TILGHMAN – After nine months growing from tiny spat to healthy teenagers in the tender care of some 80 volunteer oyster growers in the vicinity of Tilghman Island, it was time for this year’s oysters to “go to bed.” At
the first of June, volunteers from the Phillips Wharf Environmental Center retrieved some 400 cages placed beneath piers last October.
The cages were made by prisoners, the spat were provided to PWEC by the Horn Point Laboratory in Cambridge, and PWEC volunteers made it all happen, under the direction of TIGO coordinator Carol McCollough. “TIGO stands for “Tilghman Islanders Grow Oysters,” she explained. “We’re part of the Marylanders Grow Oysters program.”
Begun just two years ago, the TIGO program nearly doubled for the 2012-13 season. The volunteer growers needed to look after their baby oysters to make sure they have enough water flow to stay healthy. This means pulling up and sloshing the cages every 10 days or so.
Over the winter, McCollough, aided by Chesapeake Conservation Corps intern Matt Felperin, monitored a specific batch of oysters at 5 different locations—counting, monitoring, and looking for disease. The TIGO program has three main goals, among them getting citizens directly and personally involved with living oysters and helping to add healthy oysters to the Harris Creek oyster sanctuary. But the mission of Phillips Wharf has a science component, too. “We want to learn where baby oysters do well and where they don’t,” explained McCollough, “so we can get the best yield for the effort. And we want to track them after they go into the sanctuary.”
TIGO Planting Day is a big event, and it has to be carefully orchestrated so the oysters spend the minimum time out of the water. At 8 a.m., 10 pickups and drivers reported to PWEC on Knapp’s Narrows, where they got their maps, instructions and volunteer assistants. This year the collection team included 11 young people from the Youth and Member Program of the National Aquarium in Baltimore, accompanied by seven adults. Mike Mesko brought some of the boys from BSA Troop 741, PWEC interns Kayla Fairfield, Patricia Alves Pereira, and Maria Abadie joined to estimate oyster counts, and many other volunteers from the Bay Hundred community turned out to help.
By early afternoon, the oysters were all collected, transferred to fish baskets and loaded aboard Capt. Jeff Harrison’s Amity Leah, Capt. Jerry Janda’s Lucky Lady II and Capt. Stan Brown’s Snow Goose. Included with the PWEC cages were 134 cages from Egelseder Retirement Systems and 20 cages managed by Robin Harrison from Balls Creek. The convoy soon reached the designated drop-off point in Harris Creek and, with cheers and best wishes, the oysters went overboard. A grand total of 227,000 additional yearling oysters are now living in Harris Creek.
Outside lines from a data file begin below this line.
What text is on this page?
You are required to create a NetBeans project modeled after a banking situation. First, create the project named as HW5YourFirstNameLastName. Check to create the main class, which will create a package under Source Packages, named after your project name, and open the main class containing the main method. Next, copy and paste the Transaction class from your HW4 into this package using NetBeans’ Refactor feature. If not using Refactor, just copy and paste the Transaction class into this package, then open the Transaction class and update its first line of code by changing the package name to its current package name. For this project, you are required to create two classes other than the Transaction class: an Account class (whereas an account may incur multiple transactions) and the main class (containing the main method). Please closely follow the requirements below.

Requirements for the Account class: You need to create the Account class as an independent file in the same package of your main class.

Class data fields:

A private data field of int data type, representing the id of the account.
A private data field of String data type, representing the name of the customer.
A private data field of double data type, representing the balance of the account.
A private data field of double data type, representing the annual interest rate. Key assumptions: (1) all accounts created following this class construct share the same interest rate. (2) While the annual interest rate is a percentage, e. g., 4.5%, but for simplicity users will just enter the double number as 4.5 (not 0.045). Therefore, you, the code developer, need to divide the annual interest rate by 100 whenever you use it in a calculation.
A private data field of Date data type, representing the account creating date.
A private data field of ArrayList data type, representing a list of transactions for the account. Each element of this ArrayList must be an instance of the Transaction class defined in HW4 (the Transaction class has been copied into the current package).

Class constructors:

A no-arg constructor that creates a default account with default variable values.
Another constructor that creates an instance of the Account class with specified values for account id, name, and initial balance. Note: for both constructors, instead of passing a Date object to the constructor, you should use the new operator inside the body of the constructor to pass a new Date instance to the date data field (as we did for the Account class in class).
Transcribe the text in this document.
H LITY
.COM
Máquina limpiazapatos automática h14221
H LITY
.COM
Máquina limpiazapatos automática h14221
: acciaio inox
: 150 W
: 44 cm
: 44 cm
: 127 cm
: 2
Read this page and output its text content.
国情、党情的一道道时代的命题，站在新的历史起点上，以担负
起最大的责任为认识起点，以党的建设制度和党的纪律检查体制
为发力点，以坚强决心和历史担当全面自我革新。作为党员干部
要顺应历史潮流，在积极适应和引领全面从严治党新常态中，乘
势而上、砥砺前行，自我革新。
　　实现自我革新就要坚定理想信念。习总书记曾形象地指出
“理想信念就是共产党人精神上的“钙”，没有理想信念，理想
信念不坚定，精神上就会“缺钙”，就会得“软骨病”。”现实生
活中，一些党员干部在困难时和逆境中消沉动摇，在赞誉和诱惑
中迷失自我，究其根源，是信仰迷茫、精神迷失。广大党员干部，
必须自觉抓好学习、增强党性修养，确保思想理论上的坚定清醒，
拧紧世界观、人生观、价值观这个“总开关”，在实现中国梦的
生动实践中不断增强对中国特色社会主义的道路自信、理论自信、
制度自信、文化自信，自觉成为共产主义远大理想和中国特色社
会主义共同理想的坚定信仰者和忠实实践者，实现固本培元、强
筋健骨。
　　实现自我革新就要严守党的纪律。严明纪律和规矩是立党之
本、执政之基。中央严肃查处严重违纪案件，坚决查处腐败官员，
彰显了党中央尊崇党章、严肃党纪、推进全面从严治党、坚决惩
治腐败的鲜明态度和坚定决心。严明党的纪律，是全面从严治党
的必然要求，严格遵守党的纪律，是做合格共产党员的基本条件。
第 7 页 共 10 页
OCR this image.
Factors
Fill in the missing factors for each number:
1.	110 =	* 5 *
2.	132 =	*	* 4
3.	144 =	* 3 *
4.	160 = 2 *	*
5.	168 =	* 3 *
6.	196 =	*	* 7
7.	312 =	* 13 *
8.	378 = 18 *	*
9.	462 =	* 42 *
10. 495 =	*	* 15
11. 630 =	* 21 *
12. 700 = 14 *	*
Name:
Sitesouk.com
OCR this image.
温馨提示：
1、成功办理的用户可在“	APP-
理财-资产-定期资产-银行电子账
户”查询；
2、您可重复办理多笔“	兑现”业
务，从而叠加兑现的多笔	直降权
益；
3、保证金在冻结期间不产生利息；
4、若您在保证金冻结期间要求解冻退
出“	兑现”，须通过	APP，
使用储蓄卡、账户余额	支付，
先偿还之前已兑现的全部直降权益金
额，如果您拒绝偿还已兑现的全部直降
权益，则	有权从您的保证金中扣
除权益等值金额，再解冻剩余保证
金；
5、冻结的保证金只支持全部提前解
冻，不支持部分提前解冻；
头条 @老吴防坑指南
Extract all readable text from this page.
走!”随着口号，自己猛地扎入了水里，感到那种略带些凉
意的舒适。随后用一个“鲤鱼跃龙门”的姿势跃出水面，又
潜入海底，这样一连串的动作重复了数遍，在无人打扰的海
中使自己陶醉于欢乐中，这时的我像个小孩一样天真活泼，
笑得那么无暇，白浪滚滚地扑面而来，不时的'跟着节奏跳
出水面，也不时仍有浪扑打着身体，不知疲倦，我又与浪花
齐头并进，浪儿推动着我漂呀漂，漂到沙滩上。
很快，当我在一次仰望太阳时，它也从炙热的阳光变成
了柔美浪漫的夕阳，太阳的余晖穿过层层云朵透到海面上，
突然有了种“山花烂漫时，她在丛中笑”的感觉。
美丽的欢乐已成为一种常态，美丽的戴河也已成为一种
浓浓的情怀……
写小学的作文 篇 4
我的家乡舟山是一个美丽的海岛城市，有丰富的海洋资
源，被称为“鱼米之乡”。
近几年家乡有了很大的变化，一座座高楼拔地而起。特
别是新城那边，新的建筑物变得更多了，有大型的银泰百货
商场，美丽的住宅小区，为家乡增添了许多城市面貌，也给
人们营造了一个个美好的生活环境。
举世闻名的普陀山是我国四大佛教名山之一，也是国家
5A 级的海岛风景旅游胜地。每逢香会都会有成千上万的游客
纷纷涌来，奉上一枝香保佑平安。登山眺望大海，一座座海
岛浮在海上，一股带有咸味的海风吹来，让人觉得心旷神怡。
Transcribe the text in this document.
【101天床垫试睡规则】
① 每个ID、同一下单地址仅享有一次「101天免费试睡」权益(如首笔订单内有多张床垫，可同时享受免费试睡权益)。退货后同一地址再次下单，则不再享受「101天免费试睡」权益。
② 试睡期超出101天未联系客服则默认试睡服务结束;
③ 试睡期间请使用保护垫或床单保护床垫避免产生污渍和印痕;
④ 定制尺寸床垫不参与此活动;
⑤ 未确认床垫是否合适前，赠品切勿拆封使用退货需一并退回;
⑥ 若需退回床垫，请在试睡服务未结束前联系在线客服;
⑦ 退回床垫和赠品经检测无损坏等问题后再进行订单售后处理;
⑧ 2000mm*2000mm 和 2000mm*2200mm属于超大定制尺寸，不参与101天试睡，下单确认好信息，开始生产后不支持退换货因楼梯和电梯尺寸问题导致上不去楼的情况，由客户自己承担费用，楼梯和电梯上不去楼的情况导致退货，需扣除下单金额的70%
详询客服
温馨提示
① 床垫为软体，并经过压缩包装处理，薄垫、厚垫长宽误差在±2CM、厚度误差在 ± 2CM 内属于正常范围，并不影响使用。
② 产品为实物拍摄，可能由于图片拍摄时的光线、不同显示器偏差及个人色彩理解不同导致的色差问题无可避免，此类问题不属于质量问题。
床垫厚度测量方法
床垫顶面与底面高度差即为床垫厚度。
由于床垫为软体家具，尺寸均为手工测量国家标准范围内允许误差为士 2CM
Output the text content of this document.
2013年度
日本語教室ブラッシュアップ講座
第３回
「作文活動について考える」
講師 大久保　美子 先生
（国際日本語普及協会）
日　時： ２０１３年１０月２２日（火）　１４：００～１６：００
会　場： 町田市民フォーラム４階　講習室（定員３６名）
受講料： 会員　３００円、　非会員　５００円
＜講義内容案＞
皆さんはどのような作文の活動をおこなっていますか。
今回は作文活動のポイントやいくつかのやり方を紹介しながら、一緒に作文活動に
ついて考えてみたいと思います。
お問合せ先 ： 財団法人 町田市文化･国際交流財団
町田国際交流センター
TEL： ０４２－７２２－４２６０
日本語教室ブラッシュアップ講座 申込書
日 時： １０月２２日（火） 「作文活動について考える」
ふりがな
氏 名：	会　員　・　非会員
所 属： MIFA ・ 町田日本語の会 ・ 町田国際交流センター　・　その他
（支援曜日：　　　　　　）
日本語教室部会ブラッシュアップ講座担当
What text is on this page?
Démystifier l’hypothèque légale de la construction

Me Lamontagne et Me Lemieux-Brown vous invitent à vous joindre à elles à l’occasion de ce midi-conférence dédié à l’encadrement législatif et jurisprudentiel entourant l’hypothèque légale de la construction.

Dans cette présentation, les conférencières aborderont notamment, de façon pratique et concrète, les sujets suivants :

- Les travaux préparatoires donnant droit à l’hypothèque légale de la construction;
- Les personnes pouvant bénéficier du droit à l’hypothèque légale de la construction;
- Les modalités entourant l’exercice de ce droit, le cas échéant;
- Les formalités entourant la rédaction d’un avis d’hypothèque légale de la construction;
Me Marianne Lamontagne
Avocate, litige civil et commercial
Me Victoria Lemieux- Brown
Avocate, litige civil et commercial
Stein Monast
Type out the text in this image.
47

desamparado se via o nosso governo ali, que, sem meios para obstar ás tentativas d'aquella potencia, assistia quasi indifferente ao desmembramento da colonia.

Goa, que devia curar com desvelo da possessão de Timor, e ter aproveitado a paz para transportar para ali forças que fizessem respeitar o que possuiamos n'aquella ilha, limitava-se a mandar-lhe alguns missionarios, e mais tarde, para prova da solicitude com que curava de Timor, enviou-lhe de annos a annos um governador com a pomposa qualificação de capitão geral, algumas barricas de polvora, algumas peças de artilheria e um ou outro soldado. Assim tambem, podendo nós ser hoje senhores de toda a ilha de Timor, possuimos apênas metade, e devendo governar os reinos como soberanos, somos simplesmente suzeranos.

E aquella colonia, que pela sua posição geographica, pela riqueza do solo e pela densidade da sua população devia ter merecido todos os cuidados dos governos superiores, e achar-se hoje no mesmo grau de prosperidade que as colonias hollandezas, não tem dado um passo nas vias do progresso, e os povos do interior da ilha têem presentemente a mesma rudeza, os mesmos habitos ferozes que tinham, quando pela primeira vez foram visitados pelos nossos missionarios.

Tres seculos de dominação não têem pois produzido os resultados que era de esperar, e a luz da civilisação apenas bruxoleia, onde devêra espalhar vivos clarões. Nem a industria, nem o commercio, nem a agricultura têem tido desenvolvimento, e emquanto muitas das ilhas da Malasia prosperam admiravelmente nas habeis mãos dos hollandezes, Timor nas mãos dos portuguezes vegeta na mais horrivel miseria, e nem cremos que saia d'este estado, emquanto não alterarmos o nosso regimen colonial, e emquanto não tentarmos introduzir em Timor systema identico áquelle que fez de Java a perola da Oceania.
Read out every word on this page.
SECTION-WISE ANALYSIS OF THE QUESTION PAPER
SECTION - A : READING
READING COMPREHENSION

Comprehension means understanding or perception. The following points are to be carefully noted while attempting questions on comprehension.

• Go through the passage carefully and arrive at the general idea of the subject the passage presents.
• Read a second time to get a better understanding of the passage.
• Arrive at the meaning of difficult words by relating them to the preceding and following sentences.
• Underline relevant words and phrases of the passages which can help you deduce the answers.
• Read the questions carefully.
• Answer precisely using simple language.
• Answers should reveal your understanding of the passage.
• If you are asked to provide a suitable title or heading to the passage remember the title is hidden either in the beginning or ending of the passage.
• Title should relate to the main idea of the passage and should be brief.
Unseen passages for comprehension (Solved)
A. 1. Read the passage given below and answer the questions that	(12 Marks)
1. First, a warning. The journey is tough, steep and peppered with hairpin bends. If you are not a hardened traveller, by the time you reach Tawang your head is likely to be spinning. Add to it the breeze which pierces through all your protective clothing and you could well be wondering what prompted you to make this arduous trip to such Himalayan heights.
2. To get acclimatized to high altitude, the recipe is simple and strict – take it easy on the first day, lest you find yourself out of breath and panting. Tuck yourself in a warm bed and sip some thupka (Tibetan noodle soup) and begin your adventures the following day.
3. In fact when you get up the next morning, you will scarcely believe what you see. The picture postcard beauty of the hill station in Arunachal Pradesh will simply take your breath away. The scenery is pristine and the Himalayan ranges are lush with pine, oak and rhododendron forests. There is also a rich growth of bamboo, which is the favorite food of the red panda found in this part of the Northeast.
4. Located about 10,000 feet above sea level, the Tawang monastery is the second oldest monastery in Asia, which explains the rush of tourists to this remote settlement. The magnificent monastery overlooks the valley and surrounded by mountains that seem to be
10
Meanwhile, back at PWEC, hundreds of cages were being power-washed for use next fall. Anyone with a pier in the Tilghman-Harris Creek area who would like to participate in the 2013-14 TIGO program should send an email to[email protected].
Steve Bailey, for PWEC
..
Robin Harrison says
Just to set the record straight…the oyster cages from Ball Creek were managed by the Talbot County Waterman’s Association. And, under the direction of their treasurer, Lisa Gowe, Robin Harrison collected the oyster cages from the kind hearted oyster growers of Neavitt.
Thanks so much!
James Dissette says
Thank you for this additional information!